I ask Mrs. Peabody if it is okay if I come in after school and get help She telsl me no. She says she is sorry.
 
“Maybe I can come in on my study hall. It’s fifth hour.”

 Mrs. Peabody shakes her head again left and right. There is no reason for her to be this adamant.  She seems vindictive because I am just asking for help.

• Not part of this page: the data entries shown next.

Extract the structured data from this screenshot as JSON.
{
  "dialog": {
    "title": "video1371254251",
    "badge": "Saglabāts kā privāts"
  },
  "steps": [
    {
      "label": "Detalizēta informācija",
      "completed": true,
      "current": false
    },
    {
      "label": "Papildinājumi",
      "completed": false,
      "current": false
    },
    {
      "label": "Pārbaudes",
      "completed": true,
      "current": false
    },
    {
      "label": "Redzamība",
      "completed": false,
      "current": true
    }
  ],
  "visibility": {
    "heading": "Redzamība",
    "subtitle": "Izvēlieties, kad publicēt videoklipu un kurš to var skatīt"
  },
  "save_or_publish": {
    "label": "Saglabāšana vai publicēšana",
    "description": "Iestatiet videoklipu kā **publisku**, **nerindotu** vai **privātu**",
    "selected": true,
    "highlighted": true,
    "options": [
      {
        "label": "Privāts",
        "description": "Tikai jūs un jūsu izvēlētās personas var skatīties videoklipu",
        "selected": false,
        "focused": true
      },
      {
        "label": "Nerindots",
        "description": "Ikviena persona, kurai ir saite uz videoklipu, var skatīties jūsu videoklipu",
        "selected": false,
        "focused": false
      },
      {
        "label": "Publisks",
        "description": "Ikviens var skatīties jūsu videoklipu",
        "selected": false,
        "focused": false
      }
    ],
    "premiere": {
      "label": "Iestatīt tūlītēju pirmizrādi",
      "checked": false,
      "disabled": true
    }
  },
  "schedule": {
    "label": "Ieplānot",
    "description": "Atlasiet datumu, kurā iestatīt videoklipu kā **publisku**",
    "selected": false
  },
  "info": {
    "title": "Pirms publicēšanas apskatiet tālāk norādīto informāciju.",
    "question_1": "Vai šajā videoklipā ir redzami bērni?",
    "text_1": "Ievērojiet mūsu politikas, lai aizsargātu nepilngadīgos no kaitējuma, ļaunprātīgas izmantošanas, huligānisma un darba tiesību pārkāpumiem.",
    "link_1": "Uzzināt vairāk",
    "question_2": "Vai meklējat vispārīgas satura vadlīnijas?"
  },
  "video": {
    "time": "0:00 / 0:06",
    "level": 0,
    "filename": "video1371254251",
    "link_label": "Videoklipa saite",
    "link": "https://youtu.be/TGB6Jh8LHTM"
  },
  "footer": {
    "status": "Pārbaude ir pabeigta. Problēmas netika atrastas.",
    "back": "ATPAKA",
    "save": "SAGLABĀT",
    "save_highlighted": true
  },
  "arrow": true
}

 “Look. Maybe you are just not advanced enough for this course. Maybe the mathematical curriculum offered at your grade school just wasn’t on par with state standards. Maybe you should see your guidance counselor and see if you can switch down to an easier class."

 I’m not backing down. Either in cross-country or in life.

Mrs. Peabody then says something infuriating.

"Just because you're a big time athlete and have your name on the announcements every day doesn't mean you get special treatment."

I am furious. I have a limp. I hurt all the time. I feel like following Patrick's lead and dropping out of the class.

I am just not backing down.


That night when I look at the Gideon bible next to my bedside I wonder if God is damming me for wanting something.

I wonder if he is damming me for trying to break the  FROSH record.

I wonder if he is damming me for being proud.

 

 



That night Hans is holding me as I walk out of the locker room writhing in pain.

“The problem is the parents. The parents get involved in a school like Richwoods and make sure the kids are involved in extra-curricular activities. Here no one gives a fuck. Half the school will be parents by the time they graduate at the rate it seems to be going.”

Well Hans is blathering it occurs to me that the freight train of hoity-toity Richwoods fucks who trampled me when my leg inexplicably gave out inevitably brushed past Dawn Michelle and Karen Christmas in the hallway perhaps several times earlier that day.

. Hans says hell, my folks and yours are the only ones who seem to come and cheer on the race.

No one has ever seen or inquired about Peacocks parents. When asked he says that his dad is always working.

Peacock easily sacrificed 20 seconds off his own time when he stopped to see if I was okay.

When I reach the pool atrium I look at the record board and, w/out thinking, furl my fingers into a cusped fist and plow into as hard as I fucking can.

 Hans tells me easy there. He says you don’t need a wounded hand to go along with my foot.

When I look back I see the time of 17:20. My cousin’s name is looking back at me through a spider web of self-inflicted ripples.

 
 

 

I scream out the word fuck as loud as I possibly can.